The administration of President Donald Trump has repeatedly argued that lethal tactics are necessary to stop drug trafficking into the US.
Legal experts and human rights officials, however, have criticised the attacks on multiple fronts, describing them as a campaign of extrajudicial killing.
The boat-bombing campaign began in the Caribbean Sea on September 2 and expanded to the eastern Pacific Ocean in October.
In the seven months since the campaign began, only three survivors have been recovered from the waters following the bombings. Others have been lost at sea and are presumed among the dead.
The Trump administration also generated a wave of criticism after it was revealed that two survivors in the initial September 2 attack were killed in a subsequent “double-tap” strike as they clung to the wreckage of their boat, a seeming violation of both international and domestic law.
Critics have pointed out that even the Defense Department’s own manual says it is “inhumane” to attack shipwreck victims who have been disabled from fighting. The Trump administration has so far declined to publish video of the “double-tap” strike to the public.
A report in The New York Times also suggested that the Trump administration may have committed an act of perfidy, another war crime, by attempting to disguise a military plane as a civilian aircraft during the initial strike.

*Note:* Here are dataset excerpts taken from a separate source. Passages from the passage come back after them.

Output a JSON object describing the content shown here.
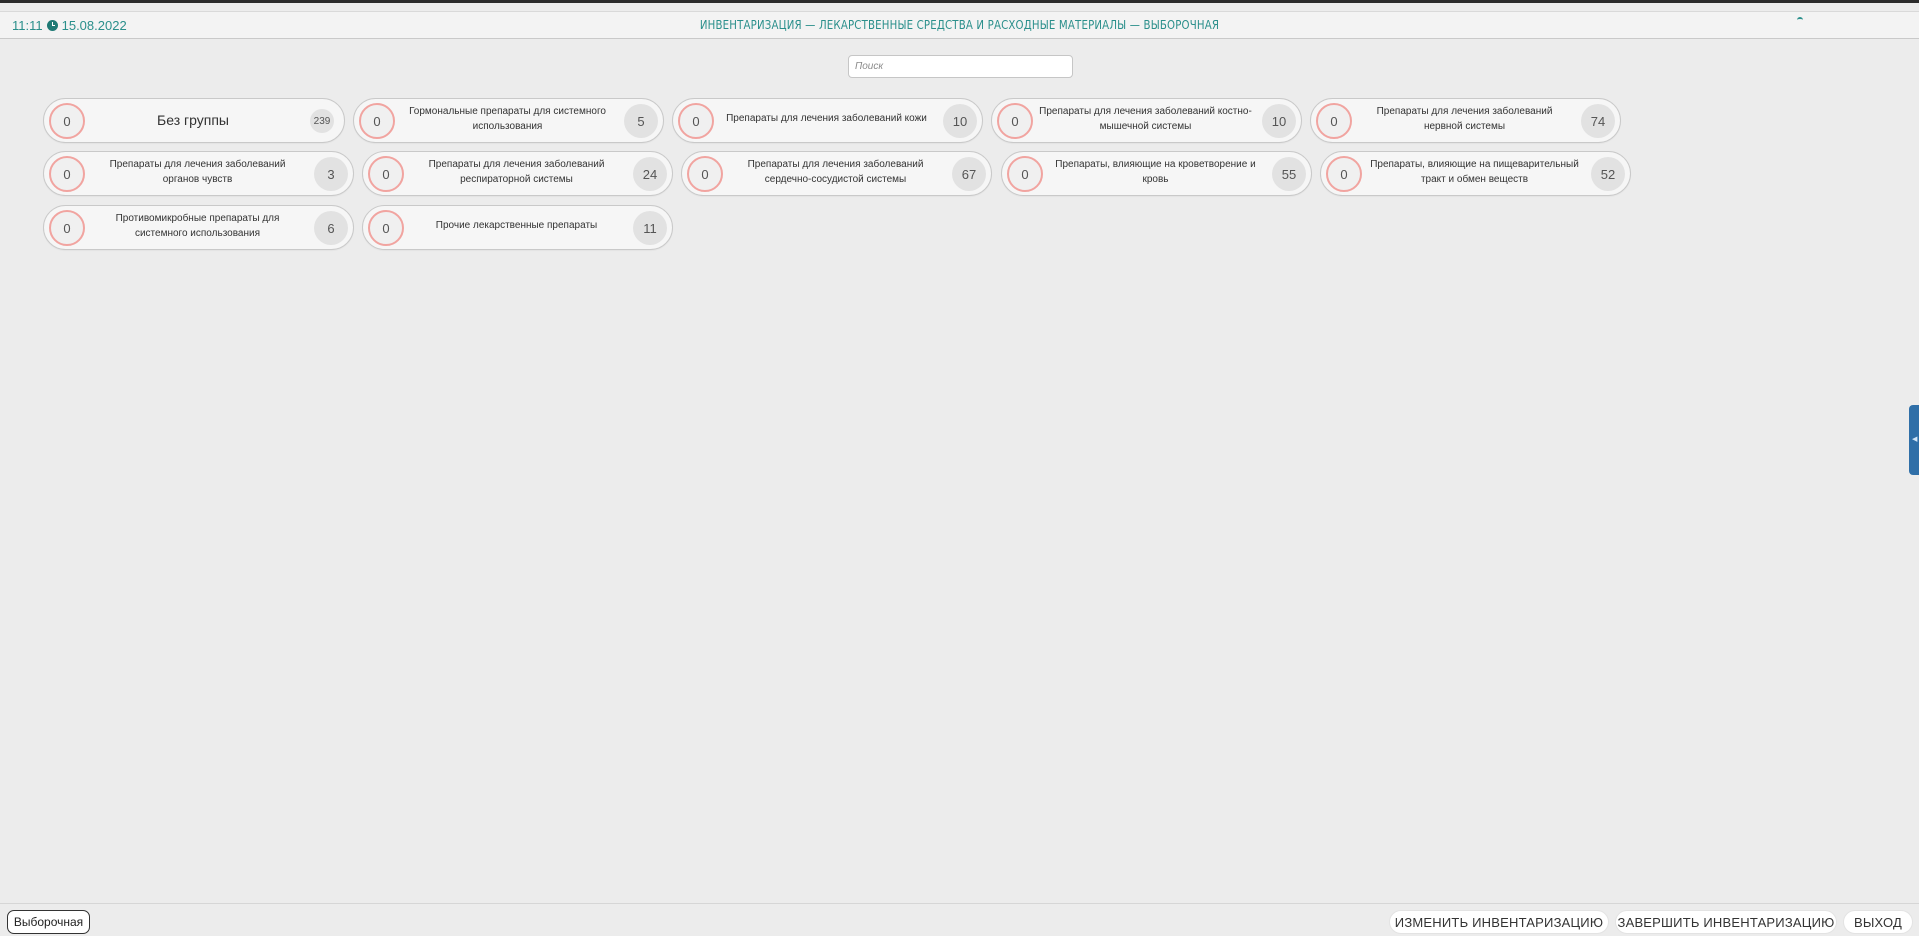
{
  "header": {
    "time": "11:11",
    "date": "15.08.2022",
    "title": "ИНВЕНТАРИЗАЦИЯ — ЛЕКАРСТВЕННЫЕ СРЕДСТВА И РАСХОДНЫЕ МАТЕРИАЛЫ — ВЫБОРОЧНАЯ"
  },
  "search": {
    "placeholder": "Поиск"
  },
  "groups": [
    {
      "counter": "0",
      "label": "Без группы",
      "count": "239"
    },
    {
      "counter": "0",
      "label": "Гормональные препараты для системного использования",
      "count": "5"
    },
    {
      "counter": "0",
      "label": "Препараты для лечения заболеваний кожи",
      "count": "10"
    },
    {
      "counter": "0",
      "label": "Препараты для лечения заболеваний костно-мышечной системы",
      "count": "10"
    },
    {
      "counter": "0",
      "label": "Препараты для лечения заболеваний нервной системы",
      "count": "74"
    },
    {
      "counter": "0",
      "label": "Препараты для лечения заболеваний органов чувств",
      "count": "3"
    },
    {
      "counter": "0",
      "label": "Препараты для лечения заболеваний респираторной системы",
      "count": "24"
    },
    {
      "counter": "0",
      "label": "Препараты для лечения заболеваний сердечно-сосудистой системы",
      "count": "67"
    },
    {
      "counter": "0",
      "label": "Препараты, влияющие на кроветворение и кровь",
      "count": "55"
    },
    {
      "counter": "0",
      "label": "Препараты, влияющие на пищеварительный тракт и обмен веществ",
      "count": "52"
    },
    {
      "counter": "0",
      "label": "Противомикробные препараты для системного использования",
      "count": "6"
    },
    {
      "counter": "0",
      "label": "Прочие лекарственные препараты",
      "count": "11"
    }
  ],
  "footer": {
    "mode": "Выборочная",
    "change": "ИЗМЕНИТЬ ИНВЕНТАРИЗАЦИЮ",
    "finish": "ЗАВЕРШИТЬ ИНВЕНТАРИЗАЦИЮ",
    "exit": "ВЫХОД"
  },
  "colors": {
    "accent": "#2a8f8b",
    "counter_ring": "#f1a4a0",
    "side_tab": "#2f6fa8"
  }
}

The campaign overall has been decried as an act of illegal aggression. Legal experts have emphasised that drug trafficking is considered a crime, not an act of war, thereby rendering lethal military action illegal.

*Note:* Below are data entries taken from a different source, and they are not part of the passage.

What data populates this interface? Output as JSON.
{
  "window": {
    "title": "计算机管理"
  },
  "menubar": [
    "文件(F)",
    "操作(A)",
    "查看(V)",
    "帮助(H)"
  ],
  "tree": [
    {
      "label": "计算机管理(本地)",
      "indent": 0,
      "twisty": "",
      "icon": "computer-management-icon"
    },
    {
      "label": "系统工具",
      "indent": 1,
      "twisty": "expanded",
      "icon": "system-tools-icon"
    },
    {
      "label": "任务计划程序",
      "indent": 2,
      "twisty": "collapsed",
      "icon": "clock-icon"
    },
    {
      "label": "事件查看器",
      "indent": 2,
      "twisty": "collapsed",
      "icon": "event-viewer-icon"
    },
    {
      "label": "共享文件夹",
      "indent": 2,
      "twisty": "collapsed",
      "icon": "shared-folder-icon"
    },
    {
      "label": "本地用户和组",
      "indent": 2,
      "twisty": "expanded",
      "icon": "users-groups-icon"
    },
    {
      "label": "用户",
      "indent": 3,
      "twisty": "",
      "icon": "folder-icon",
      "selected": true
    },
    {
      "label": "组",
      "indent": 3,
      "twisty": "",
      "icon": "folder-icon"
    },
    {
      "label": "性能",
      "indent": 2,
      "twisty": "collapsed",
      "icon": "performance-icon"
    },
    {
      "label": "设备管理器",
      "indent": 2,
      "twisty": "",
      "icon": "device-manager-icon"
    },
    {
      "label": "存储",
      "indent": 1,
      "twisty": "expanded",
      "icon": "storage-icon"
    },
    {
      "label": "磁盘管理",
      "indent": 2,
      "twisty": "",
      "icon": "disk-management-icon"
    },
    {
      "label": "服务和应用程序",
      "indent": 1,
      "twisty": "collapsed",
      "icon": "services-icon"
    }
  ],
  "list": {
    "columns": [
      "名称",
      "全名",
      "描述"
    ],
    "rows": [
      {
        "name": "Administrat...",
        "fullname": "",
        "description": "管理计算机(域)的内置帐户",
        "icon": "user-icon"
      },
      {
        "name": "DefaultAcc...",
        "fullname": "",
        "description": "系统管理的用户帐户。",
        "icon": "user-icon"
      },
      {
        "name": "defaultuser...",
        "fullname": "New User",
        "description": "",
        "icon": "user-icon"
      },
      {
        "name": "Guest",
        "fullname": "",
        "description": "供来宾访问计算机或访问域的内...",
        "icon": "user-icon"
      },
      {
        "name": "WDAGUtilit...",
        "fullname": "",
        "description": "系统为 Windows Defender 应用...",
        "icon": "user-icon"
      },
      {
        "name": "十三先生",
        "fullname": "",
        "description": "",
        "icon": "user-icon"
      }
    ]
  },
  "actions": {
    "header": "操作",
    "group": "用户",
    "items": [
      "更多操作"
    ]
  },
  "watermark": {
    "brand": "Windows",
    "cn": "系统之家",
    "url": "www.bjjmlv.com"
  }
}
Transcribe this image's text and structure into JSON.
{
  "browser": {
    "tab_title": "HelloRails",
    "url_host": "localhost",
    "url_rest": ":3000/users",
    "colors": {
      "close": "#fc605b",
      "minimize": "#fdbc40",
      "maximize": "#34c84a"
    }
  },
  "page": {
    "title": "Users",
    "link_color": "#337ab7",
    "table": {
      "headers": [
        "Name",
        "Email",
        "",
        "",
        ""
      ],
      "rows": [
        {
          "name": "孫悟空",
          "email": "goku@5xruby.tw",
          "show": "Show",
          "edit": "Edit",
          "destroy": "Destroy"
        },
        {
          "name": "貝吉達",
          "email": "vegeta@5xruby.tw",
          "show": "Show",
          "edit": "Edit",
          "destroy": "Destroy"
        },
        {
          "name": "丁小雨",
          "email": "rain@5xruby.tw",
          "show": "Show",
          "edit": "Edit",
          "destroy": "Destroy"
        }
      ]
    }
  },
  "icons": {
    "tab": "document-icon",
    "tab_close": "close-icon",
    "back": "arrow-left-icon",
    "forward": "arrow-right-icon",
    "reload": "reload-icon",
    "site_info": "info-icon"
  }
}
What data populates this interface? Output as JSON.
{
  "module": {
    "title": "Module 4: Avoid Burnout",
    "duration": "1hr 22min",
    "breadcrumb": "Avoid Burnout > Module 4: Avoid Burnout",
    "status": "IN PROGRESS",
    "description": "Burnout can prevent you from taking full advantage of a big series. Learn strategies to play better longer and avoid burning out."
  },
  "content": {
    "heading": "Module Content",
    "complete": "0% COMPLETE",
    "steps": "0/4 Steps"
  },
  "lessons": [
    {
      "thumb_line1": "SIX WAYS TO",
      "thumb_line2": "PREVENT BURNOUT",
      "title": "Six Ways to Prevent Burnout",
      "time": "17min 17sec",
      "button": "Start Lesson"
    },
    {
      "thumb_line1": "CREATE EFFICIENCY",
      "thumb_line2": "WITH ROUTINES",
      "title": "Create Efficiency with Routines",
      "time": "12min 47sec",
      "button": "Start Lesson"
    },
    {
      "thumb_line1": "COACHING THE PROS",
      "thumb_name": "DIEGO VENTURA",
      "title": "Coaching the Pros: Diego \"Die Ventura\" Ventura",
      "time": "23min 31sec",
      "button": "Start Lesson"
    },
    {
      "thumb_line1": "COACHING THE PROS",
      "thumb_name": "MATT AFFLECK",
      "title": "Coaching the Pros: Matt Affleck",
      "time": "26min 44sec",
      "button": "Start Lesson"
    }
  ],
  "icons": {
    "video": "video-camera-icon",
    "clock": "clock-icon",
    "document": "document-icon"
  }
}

The Trump administration has yet to publicly identify any of the victims killed in its boat-bombing campaign, nor has it released the evidence against those killed.
Some families in Colombia and Trinidad and Tobago have stepped forward to claim the victims as their relatives. The men killed, they say, were not “narco-terrorists”, as the Trump administration has claimed, but fishermen and informal workers transiting between Caribbean islands and South America.
On March 12, the Inter-American Commission on Human Rights held an inaugural hearing to address the human rights implications of Trump’s campaign.
“Regrettably, some American states have recently responded with ultra-violence that flagrantly violates human rights in a new phony war on so-called narcoterrorism,” United Nations special rapporteur Ben Saul told the commission.
“These unprovoked serial extrajudicial killings have no justification under international law and gravely violate the right to life. They are not actions in national self-defense, personal self-defense, the defense of others. They’re not authorised under international humanitarian law because no armed conflict exists.”
Already, the family of fisherman Alejandro Carranza has filed a complaint to the commission, alleging that his basic rights were violated by the boat-bombing campaign.
And in the US, relatives representing missing Trinidadian workers Chad Joseph and Rishi Samaroo have filed a wrongful death lawsuit in a Massachusetts federal court.
But the boat strikes are part of an increasingly militaristic push under the Trump administration to confront drug cartels and other organised crime networks in Latin America.
Since taking office for a second term, Trump has pushed to label cartels and other criminal groups as “terrorist organisations”.
In a memo to Congress last year, the president reportedly asserted that drug traffickers are equivalent to “unlawful combatants” in a “non-international armed conflict”.